In a recent article, the Economist stated that,“Turkey’s president must give up trying to crush the Kurds. Instead, he should reopen peace talks.” We would like to ask why the Economist, a publication with both history and prestige, offers its readers such superficial writing on Turkey.
In that one sentence, the Economist makes the following errors. First of all, Turkey’s President is not trying to “to crush the Kurds.” In reality, Turkish security forces — not the Turkish President — fight against the PKK. The PKK is an armed leftist militant group which does not represent all Kurdish people, so the Turkish security forces are not fighting “the Kurds.” Many voters in Turkey’s Kurdish-majority areas voted for the AKP in the past thirteen years, for example.
Furthermore, the PKK unilaterally ended the recent ceasefire, resumed armed struggle in summer 2015, and threatened Turkey with further attacks. Since then, PKK attacks have killed over one hundred security officials and civilians. As a result, the responsibility for ending the ceasefire does not lie with the Turkish state, but with the PKK.
Finally, urging the reopening of peace talks is good, but most likely futile when the side that ended the peace negotiations is also the side that has to be convinced to go back to the negotiating table. For that reason, it would be much more appropriate for the Economist to urge the PKK to return to the negotiating table.
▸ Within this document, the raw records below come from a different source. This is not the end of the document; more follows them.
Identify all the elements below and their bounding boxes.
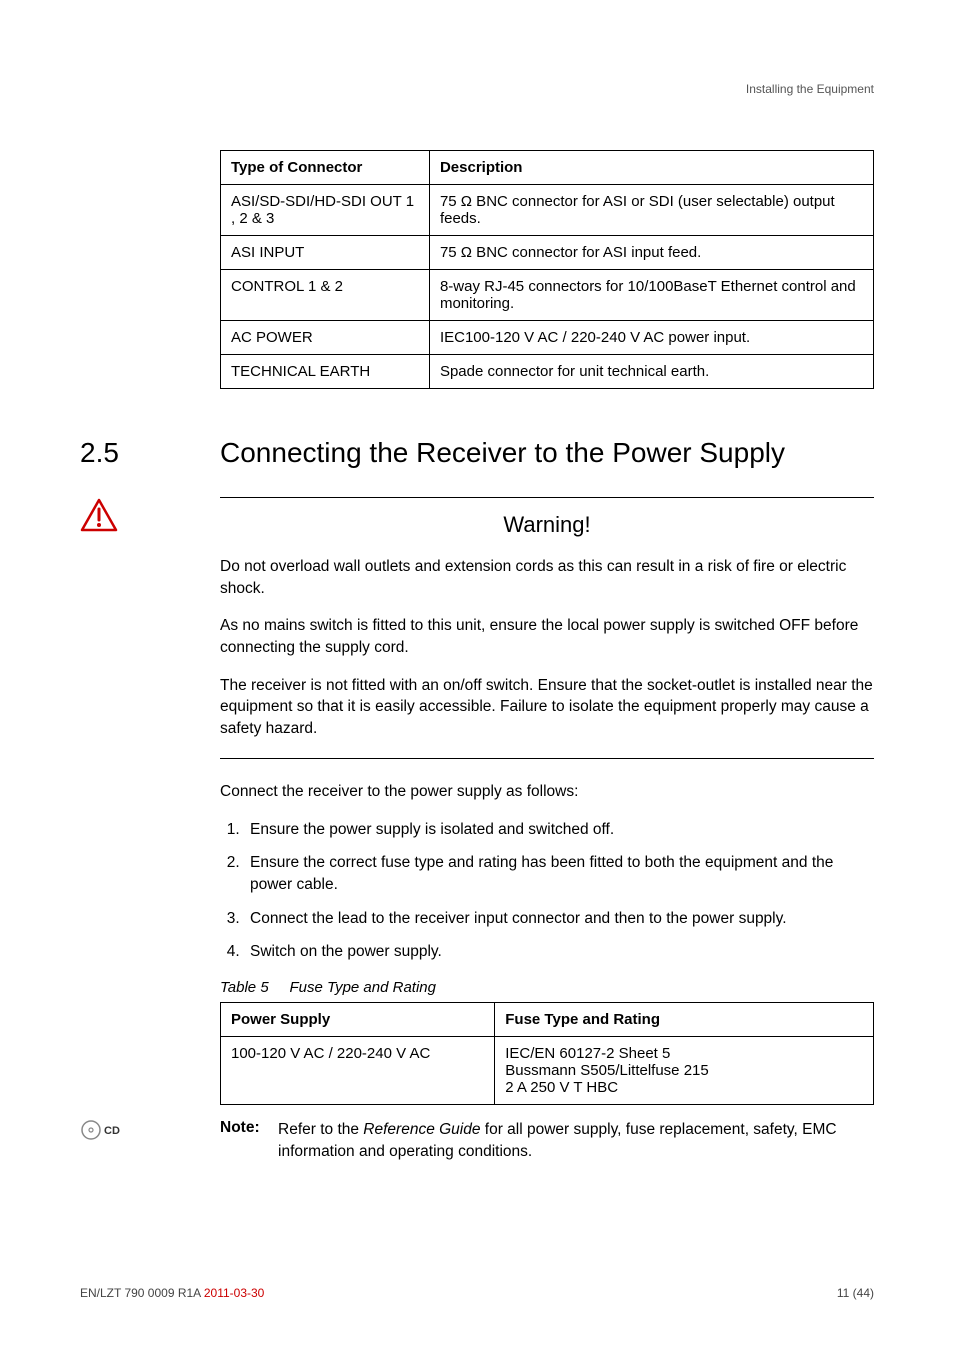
cell-type: TECHNICAL EARTH bbox=[221, 355, 430, 389]
cd-icon: CD bbox=[80, 1119, 124, 1146]
col-header-type: Type of Connector bbox=[221, 151, 430, 185]
intro-para: Connect the receiver to the power supply… bbox=[220, 781, 874, 803]
page-footer: EN/LZT 790 0009 R1A 2011-03-30 11 (44) bbox=[80, 1286, 874, 1300]
section-heading: 2.5 Connecting the Receiver to the Power… bbox=[80, 437, 874, 469]
cell-type: ASI/SD-SDI/HD-SDI OUT 1 , 2 & 3 bbox=[221, 185, 430, 236]
cell-desc: 8-way RJ-45 connectors for 10/100BaseT E… bbox=[429, 270, 873, 321]
content-column: Type of Connector Description ASI/SD-SDI… bbox=[220, 150, 874, 389]
table-row: CONTROL 1 & 2 8-way RJ-45 connectors for… bbox=[221, 270, 874, 321]
cell-desc: 75 Ω BNC connector for ASI input feed. bbox=[429, 236, 873, 270]
cell-supply: 100-120 V AC / 220-240 V AC bbox=[221, 1036, 495, 1104]
step-item: Ensure the correct fuse type and rating … bbox=[244, 852, 874, 895]
caption-label: Table 5 bbox=[220, 979, 269, 996]
step-item: Switch on the power supply. bbox=[244, 941, 874, 963]
warning-para: As no mains switch is fitted to this uni… bbox=[220, 615, 874, 658]
cell-type: CONTROL 1 & 2 bbox=[221, 270, 430, 321]
cell-desc: IEC100-120 V AC / 220-240 V AC power inp… bbox=[429, 321, 873, 355]
footer-docid: EN/LZT 790 0009 R1A bbox=[80, 1286, 204, 1300]
note-text: Refer to the Reference Guide for all pow… bbox=[278, 1119, 874, 1162]
footer-right: 11 (44) bbox=[837, 1286, 874, 1300]
col-header-supply: Power Supply bbox=[221, 1002, 495, 1036]
note-label: Note: bbox=[220, 1119, 272, 1137]
caption-text: Fuse Type and Rating bbox=[290, 979, 436, 996]
fuse-table: Power Supply Fuse Type and Rating 100-12… bbox=[220, 1002, 874, 1105]
warning-icon bbox=[80, 498, 118, 537]
cell-desc: Spade connector for unit technical earth… bbox=[429, 355, 873, 389]
footer-left: EN/LZT 790 0009 R1A 2011-03-30 bbox=[80, 1286, 264, 1300]
table-row: AC POWER IEC100-120 V AC / 220-240 V AC … bbox=[221, 321, 874, 355]
note-block: CD Note: Refer to the Reference Guide fo… bbox=[220, 1119, 874, 1162]
table-row: TECHNICAL EARTH Spade connector for unit… bbox=[221, 355, 874, 389]
warning-para: Do not overload wall outlets and extensi… bbox=[220, 556, 874, 599]
connectors-table: Type of Connector Description ASI/SD-SDI… bbox=[220, 150, 874, 389]
svg-text:CD: CD bbox=[104, 1125, 120, 1137]
warning-title: Warning! bbox=[220, 512, 874, 538]
section-title: Connecting the Receiver to the Power Sup… bbox=[220, 437, 785, 469]
table-header-row: Power Supply Fuse Type and Rating bbox=[221, 1002, 874, 1036]
cell-desc: 75 Ω BNC connector for ASI or SDI (user … bbox=[429, 185, 873, 236]
table-row: 100-120 V AC / 220-240 V AC IEC/EN 60127… bbox=[221, 1036, 874, 1104]
table-header-row: Type of Connector Description bbox=[221, 151, 874, 185]
cell-type: ASI INPUT bbox=[221, 236, 430, 270]
col-header-fuse: Fuse Type and Rating bbox=[495, 1002, 874, 1036]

The article ended by explaining that, “It will be impossible to end the civil war in Syria if Mr Erdogan insists on waging a war of his own in Turkey.” We want to remind the Economist that the cause of the Syrian civil war is the Assad regime, not Mr. Erdogan. Since 2011, the Assad regime has killed hundreds of thousands of its own citizens, and forced millions to flee from Syria to surrounding countries. Therefore, it is far more reasonable to establish a connection between the end of the Syrian war and the Assad regime, rather than with Mr. Erdogan.